I keep thinking you could wire something like that up with the existing base shaders as a phenomena, but it may be tricky, actually… it’s of course trivial to code such a shader.

But I keep also thinking it’ll look wierd and distorted, at least on any flat-ish surface where the eye is able to “intuit” the reflection. (But yes, for curved surfaces our intuition for reflection go totally out the window and it could lend some extra artistic control… cool idea… but no, not in the shader today, m’fraid)

Actually, I found that kinda cool in my tests… also how the cherries get kinda streched in the reflection.

I’ll keep your idea in mind, though, for future shaders.


“pinch me” I must be dreaming :wink:


I haven’t had much time to play with this in recent weeks, but made some time the last few days. It’s not complete or completely satisfying, but I have made some progress.

All procedural textures (except for the bump on the leaf) and a simple key/fill/rim light rig with ambient occlusion.

Thanks for looking.


Here’s another test image. I smoothed out some of the geometry and put a little fog in there, too. I still have to do something to the end of the banana to make that more organic, maybe a transparency map to make a rough torn-off type edge?

Master Zap - I’ll see if I can do a SSS pass and see how that looks.

Regarding things being “Physically Correct,” that’s a great default for the first day’s dailies on most things. But, when the director asks you to change the perspective of a shadow or reflection, if you tried telling him that you don’t want to make his change because the computer’s output was physically correct on your first version, then you might not work too many days in the industry. :wink:



I´ve seen alot of renders these days of some Spheres with a fancy IOR material: " The render is small, grainy and I had to stop it after 90 hours, but hey!. It´s physically correct!" :wink:

Great render Jeremy. Some of the fruits are a bit glossy for my liking, but the light, texturing and cloth are spot on.
To to me it has this “overcast sky/daylight light coming in the window” feeling.
If that´s what you tried to do, I think you nailed it.
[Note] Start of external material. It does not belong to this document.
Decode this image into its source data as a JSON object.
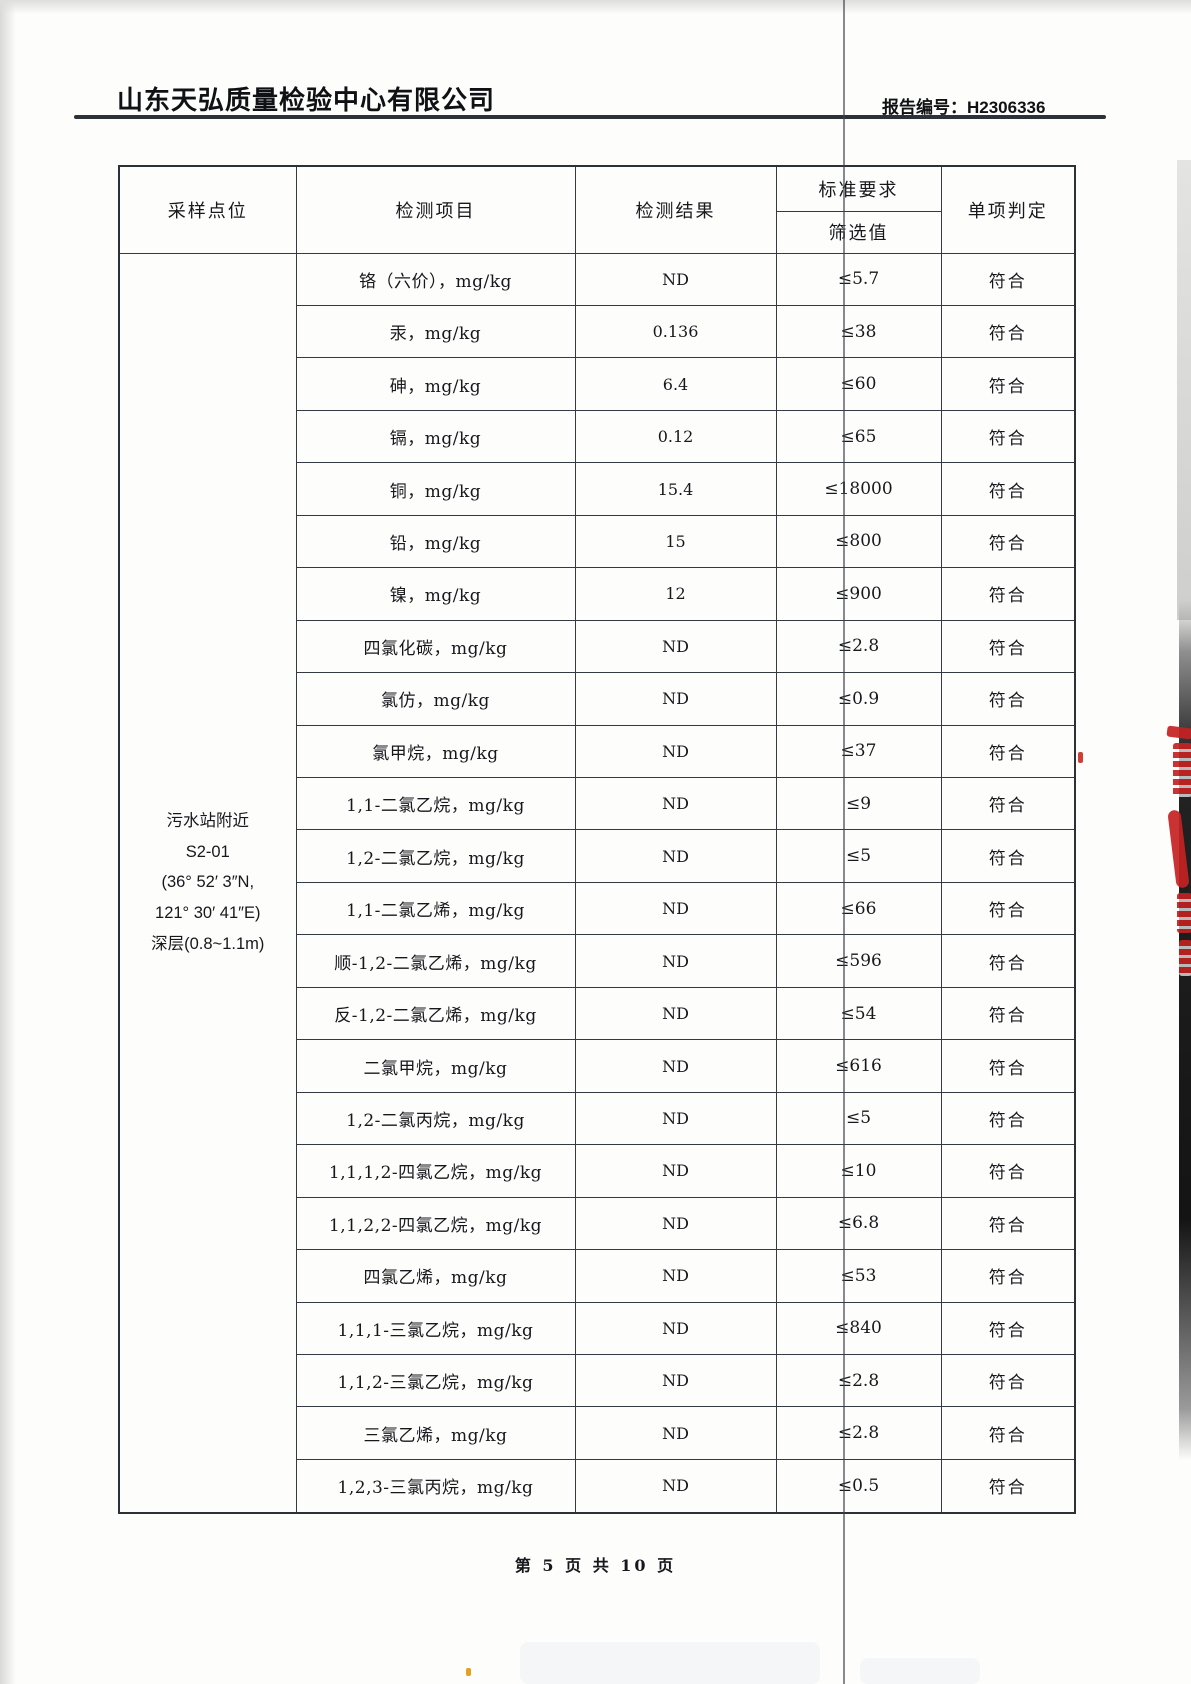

You could get a job in the industy some day… :wink:


Looking good! Maybe there’s a bit too much bump mapping on the apple, an apple is such a smooth surface.

Bump maps and diffuse light don’t really mix anyway. I use bump maps to break up highlights and reflections, but on diffuse shading bump mapping usually looks so fake that I’d do anything else before using it on my diffuse.


PS - I see lots of people have been visiting this thread, hope I get some feedback too…


Which it might not even then be…even the ones who claim physical correctness often still render in a vacuum without simulating polarized light, fluorescence, dispersion in the camera lens. I don’t think there is any renderer that is completely correct, it’s all just an approximation that comes more or less close.


HEllo everyone, Wow lately so many good stuff, i have some update on the pear and well im not really sure about it. anywyas Jeremy i think u mean this.

About your image is great im not reallly sure if u told us ur mood u were looking for , to me looks great somehow i loook at it alot of time. i like your those fruits behind the apple . but im not sure about the color of the orange grapes. i guees ur mood is like old fruits. anywyas have a good one.

i didnt get how to put an image so i can see here.

anyone know if theres another name for the sss subsurface scatering in MAYA 7.0

#300 and, but I’m sure there’s others around too. Correct me if I’m wrong though.

Anyhow, I guess it’s more about physical simulation than beauty, although this terms might not exclude each other.